Auch hier gibt es mehrere Gründe. Ebenfalls sechs, um genau zu sein, auch wenn der letzte vielleicht nicht voll zählt.
Grund 1: Mal was Neues!
Kreative Menschen neigen dazu, verschiedenste Dinge interessant zu finden und immer offen für neue, auch unkonventionelle Ideen zu sein. Dementsprechend fällt es vielen schwer, sich auf ein einziges Projekt zu konzentrieren – und es zu Ende zu bringen.
Zum Glück habe ich das hinter mir. Irgendwie ist es mir gelungen, die Wichtigkeit des Abschließens von Projekten und des Nicht-Anfangens von Nebenprojekten zu verinnerlichen.
Dennoch hatte ich immer schon das Gefühl, dass ich eines Tages auf die Idee kommen könnte, mich an einem anderen Genre zu versuchen.
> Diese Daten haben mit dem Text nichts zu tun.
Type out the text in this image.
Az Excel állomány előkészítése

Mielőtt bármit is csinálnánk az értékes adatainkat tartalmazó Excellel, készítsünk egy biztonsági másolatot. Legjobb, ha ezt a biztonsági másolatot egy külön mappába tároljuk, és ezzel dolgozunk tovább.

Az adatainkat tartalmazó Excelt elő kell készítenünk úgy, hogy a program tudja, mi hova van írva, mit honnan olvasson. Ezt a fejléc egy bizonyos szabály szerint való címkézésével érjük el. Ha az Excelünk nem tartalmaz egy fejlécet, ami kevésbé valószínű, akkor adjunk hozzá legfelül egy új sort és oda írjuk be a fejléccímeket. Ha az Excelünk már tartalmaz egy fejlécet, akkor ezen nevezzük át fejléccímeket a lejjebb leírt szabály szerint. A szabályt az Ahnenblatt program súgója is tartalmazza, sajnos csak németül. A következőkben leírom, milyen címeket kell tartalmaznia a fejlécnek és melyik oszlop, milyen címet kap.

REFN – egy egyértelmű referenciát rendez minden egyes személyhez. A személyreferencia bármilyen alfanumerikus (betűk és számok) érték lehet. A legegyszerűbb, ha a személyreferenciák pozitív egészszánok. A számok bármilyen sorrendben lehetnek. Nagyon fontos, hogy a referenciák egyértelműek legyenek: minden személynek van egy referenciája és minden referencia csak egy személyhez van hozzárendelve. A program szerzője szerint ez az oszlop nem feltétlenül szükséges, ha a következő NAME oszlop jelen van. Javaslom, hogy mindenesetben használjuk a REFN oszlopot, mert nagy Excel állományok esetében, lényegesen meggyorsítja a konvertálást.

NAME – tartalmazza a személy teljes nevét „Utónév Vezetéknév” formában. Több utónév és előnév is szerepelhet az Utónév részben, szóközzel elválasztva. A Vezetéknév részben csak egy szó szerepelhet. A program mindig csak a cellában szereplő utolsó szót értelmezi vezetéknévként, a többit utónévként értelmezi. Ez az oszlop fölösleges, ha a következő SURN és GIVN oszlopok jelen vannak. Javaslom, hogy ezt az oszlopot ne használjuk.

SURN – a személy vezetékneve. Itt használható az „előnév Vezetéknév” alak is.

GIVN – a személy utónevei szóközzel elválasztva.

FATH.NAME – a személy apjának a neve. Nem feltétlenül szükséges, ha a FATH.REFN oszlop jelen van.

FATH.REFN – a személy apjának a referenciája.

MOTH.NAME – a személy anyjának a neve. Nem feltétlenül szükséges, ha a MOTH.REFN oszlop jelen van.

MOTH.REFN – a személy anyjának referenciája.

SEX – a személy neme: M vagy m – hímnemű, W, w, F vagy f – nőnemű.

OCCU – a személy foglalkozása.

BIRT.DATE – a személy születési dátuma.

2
Bei meinen Kurzgeschichten habe ich mir ja bereits erlaubt, neue Wege einzuschlagen:
- Puls (2020) – Post-apokalyptischer Horror
- Das Häuschen im Moor (2021) – Schauermärchen
- Die dämmernde Gottheit (2023) – Gothic Horror
Nun ist es also an der Zeit, dass ich mich für einen ganzen Roman in unbekannte Gefilde wage.
Grund 2: Faszination für Technologien und Utopien
Technologisch betrachtet, machen wir derzeit rasante Fortschritte. Insbesondere im Bereich KI und Robotik. Vieles spricht dafür, dass wir bereits innerhalb des nächsten Jahrzehnts …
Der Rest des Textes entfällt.